Following an injury-filled season, Paterson moved on a short-term loan to Havant & Waterlooville to get 'match fit'; he returned to Aldershot mid-April.

===Gosport Borough===
During the summer of 2014, Paterson joined Gosport Borough. He scored his first goal for the club on 13 September 2014 against Weston-super-Mare in the Conference South, and achieved the first hat-trick of his career several weeks later in a 7–0 victory over Larkhall Athletic in the FA Cup. Paterson continued to attract interest from Football League teams with his goal scoring exploits at Gosport. Goals against Hemel Hempstead, Eastbourne Borough, Willand Rovers (FA Cup), Staines and a second hat trick of the season against Farnborough contributed to Paterson scoring 14 goals in 20 appearances Paterson took his goal tally to 17 at the end of December with the opening goal against local rivals Havant and Waterlooville on Boxing Day. Paterson continued his excellent season with goals against Bishops Stortford, Ebbsfleet United, Sutton United, St Albans and South League Champions Bromley. Paterson finished off the season with the last goal for his club in the Hants Cup Final bringing his goal tally to 25 for the season with him also credited with 28 'assists'. Paterson and Justin Bennett became the highest scoring partnership in the club's history with 58 goals between them.

===Havant & Waterlooville===
Paterson joined Havant & Waterlooville for the 2015–16 season.
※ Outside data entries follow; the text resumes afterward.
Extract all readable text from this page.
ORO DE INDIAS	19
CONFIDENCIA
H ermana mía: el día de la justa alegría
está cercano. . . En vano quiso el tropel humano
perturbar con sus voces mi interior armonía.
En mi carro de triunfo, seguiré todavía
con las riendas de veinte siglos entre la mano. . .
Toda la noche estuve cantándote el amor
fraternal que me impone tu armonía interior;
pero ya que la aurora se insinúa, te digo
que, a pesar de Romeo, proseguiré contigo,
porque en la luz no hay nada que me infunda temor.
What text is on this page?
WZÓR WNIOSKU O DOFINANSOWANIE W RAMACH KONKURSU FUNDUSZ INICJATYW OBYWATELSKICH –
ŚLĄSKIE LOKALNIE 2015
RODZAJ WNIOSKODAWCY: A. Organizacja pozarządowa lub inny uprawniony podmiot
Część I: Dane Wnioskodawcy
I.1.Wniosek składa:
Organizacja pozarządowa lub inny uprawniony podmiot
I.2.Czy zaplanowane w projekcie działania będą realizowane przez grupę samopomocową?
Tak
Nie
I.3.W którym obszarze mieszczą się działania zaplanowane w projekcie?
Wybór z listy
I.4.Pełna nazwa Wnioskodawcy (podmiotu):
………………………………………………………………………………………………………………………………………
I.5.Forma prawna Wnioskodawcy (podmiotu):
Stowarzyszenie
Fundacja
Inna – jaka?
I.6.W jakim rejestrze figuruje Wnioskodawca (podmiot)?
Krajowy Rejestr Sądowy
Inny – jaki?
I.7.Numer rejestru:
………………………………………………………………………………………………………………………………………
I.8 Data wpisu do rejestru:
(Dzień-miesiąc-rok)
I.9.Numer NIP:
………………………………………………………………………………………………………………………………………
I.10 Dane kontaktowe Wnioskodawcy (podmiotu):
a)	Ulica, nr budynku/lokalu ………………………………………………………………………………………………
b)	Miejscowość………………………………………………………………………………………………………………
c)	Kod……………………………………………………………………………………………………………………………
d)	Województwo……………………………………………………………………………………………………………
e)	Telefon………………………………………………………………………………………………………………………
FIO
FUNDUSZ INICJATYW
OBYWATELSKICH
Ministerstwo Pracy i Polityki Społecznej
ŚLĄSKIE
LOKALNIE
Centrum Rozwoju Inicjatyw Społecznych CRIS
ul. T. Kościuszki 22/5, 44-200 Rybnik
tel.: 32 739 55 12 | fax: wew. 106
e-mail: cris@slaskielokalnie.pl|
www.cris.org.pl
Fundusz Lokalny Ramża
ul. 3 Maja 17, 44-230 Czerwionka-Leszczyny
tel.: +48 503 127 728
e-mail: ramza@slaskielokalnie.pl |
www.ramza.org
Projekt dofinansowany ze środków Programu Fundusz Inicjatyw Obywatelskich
This was a very poor season for Havant & Waterlooville who found themselves relegated after some horrendous defensive displays. Paterson managed 14 club goals in the season. Paterson won promotion with Havant & Waterlooville in the 2016–17 season back into the Conference South, scoring 18 goals in the process. Following promotion he left the club to join Oxford City FC for the 2017–18 season.

===Oxford City===
The 2017–18 season saw Paterson score seven goals in his first nine games for his new club. Continuing his goal scoring form, Paterson scored the winner in the Emirates FA Cup first-round game against Colchester United, only the second time in the club's history that they have reached the 2nd round of the FA Cup. Drawing Notts County FC away in the second round of the FA Cup – Oxford City were the massive underdogs, but when Paterson scored the equaliser to get the game to 2–2 it was the highlight of the club's season. Losing the game 3–2 thanks to a 96th minute County winner, Oxford took all the plaudits, the biggest game in the club's history. Paterson continues to score freely in the National League South, his total reaching 21 with a double against Bognor Regis Town FC on 21 April. Paterson finished the 2017–18 season with 22 league goals (joint second highest league scorer), 3 FA Cup goals, and 3 goals which won the Oxfordshire Cup for the first time in 33 years. In 2018, he was voted POTY by the club's supporters.

===Welling United===
In 2018, Paterson left Oxford for Welling United. The striker had already hit the back of the net six times that season, including one in Welling's 3–2 victory when Oxford visited PVR back in August, and notched 27 goals in all competitions last season on his way to becoming Oxford City Supporters' Player of the Season. Paterson also averaged over one goal every two matches during his time in Oxfordshire.

===Havant & Waterlooville===
Paterson re-signed for a third spell at Havant & Waterlooville on 16 January 2019

===Gosport Borough===
In June 2019, Paterson returned to Gosport Borough.

===Bognor Regis Town===
On 26 October 2022, Paterson joined Bognor Regis Town.